Para garantir a integridade física das vítimas, o estado adota o monitoramento de agressores por meio de tornozeleiras eletrônicas, assegurando que as medidas protetivas decretadas pela Justiça sejam rigorosamente cumpridas. Na palma da mão, as mulheres têm acesso ao aplicativo SP Mulher Segura, plataforma que permite o registro de boletins de ocorrência, o cadastro de pessoas de confiança para redes de apoio e o acionamento emergencial de um “Botão do Pânico” para aquelas que possuem medidas protetivas. O policiamento também foi reforçado com a Patrulha Mulher Segura, que realiza visitas preventivas e acompanha de perto os casos de maior risco, e com a Cabine Lilás, um serviço telefônico especializado da Polícia Militar que funciona 24 horas pelo número 190, com policiais treinadas para prestar um atendimento humanizado e ágil.
O acolhimento presencial foi planejado para evitar o desgaste emocional de ter que repetir o relato da agressão em vários órgãos. Nas delegacias, Unidades Básicas de Saúde (UBS) e postos do Instituto Médico Legal (IML), a Sala Lilás garante privacidade e conforto durante exames e orientações jurídicas. Para alcançar locais mais distantes e periferias, o Ônibus SP Por Todas leva serviços itinerantes de assistência social e psicologia diretamente aos municípios paulistas. Já o Circuito Integrado de Proteção às Mulheres atua como uma unidade móvel completa e sigilosa que reúne, no mesmo espaço físico, psicólogos, policiais, defensores e promotores, agilizando o registro de ocorrências, a concessão de medidas protetivas urgentes e até cursos de capacitação profissional.

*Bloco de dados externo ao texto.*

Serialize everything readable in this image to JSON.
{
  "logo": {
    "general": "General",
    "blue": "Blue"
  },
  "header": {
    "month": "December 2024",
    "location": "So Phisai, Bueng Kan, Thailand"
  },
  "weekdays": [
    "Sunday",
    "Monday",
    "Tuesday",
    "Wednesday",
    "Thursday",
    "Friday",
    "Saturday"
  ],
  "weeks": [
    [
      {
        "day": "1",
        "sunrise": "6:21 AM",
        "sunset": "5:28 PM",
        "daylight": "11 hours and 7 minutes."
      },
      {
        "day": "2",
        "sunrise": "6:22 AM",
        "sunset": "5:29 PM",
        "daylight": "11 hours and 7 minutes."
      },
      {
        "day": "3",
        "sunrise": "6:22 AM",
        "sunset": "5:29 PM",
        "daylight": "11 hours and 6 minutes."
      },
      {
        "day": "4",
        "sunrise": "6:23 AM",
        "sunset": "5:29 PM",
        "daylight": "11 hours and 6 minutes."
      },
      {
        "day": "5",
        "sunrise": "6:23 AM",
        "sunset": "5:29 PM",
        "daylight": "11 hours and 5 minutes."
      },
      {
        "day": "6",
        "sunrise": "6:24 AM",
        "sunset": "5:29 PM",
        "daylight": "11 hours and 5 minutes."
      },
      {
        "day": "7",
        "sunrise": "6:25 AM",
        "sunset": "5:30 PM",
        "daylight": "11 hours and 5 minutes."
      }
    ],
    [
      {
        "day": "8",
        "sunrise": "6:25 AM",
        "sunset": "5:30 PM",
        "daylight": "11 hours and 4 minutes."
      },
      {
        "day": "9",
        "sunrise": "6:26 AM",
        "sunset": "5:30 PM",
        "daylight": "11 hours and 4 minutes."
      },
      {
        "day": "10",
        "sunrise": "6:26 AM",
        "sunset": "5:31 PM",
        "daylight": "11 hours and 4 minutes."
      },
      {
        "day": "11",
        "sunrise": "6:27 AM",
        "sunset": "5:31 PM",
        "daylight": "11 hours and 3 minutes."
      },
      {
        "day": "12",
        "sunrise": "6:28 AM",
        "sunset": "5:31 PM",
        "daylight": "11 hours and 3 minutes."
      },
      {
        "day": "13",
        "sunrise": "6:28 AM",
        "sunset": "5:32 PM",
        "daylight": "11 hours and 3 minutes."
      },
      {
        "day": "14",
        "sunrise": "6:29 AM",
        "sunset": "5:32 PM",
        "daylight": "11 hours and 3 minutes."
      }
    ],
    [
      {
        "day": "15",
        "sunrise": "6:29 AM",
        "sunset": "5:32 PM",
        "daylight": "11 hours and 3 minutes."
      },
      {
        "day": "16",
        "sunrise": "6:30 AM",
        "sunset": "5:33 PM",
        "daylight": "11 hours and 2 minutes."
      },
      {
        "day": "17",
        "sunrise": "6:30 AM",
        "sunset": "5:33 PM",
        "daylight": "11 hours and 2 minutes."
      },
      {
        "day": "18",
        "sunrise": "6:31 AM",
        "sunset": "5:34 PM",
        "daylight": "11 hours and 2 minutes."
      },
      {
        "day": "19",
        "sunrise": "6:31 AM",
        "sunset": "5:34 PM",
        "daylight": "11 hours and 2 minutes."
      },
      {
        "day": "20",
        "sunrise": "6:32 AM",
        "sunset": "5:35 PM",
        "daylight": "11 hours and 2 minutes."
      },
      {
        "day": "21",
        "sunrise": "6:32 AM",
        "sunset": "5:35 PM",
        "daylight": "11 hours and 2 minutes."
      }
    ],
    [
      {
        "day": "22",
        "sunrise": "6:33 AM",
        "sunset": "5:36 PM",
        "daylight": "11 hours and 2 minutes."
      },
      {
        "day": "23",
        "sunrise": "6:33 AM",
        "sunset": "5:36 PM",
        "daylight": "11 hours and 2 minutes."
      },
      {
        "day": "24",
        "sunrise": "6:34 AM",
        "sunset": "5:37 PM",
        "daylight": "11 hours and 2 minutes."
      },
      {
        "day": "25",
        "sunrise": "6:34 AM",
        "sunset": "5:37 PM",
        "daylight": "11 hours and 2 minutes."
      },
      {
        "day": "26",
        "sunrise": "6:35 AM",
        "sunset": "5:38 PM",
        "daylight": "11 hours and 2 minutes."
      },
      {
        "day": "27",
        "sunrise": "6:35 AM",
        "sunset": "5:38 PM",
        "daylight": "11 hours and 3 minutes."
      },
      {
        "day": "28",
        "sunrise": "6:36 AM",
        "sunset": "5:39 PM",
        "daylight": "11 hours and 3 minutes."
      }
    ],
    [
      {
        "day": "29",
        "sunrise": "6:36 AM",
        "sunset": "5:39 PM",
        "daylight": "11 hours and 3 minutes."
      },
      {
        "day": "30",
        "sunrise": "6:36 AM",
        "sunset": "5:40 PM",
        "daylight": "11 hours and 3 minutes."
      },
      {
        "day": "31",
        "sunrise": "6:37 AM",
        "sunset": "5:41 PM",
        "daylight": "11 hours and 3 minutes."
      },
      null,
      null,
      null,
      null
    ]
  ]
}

A segurança urbana e a independência financeira também são focos das políticas públicas do estado. Para proteger mulheres desacompanhadas que esperam transporte público durante a noite, o projeto Abrigo Amigo instala painéis digitais com câmeras, microfones e internet em pontos de ônibus na capital. Das 20h às 5h, as passageiras podem iniciar videochamadas com uma central de atendimento para conversar e monitorar a movimentação ao redor enquanto aguardam sua condução. Pensando no momento em que a vítima precisa sair de casa para se proteger, o governo paulista oferece um Auxílio-Aluguel de R$ 500 mensais para mulheres com medidas protetivas em situação de vulnerabilidade, dando a elas o suporte necessário para recomeçar. Por fim, o Protocolo Não Se Cale atua na prevenção dentro de ambientes de lazer, capacitando funcionários de bares, restaurantes e casas noturnas para identificar assédios, acolher vítimas e acionar as autoridades de forma rápida e segura.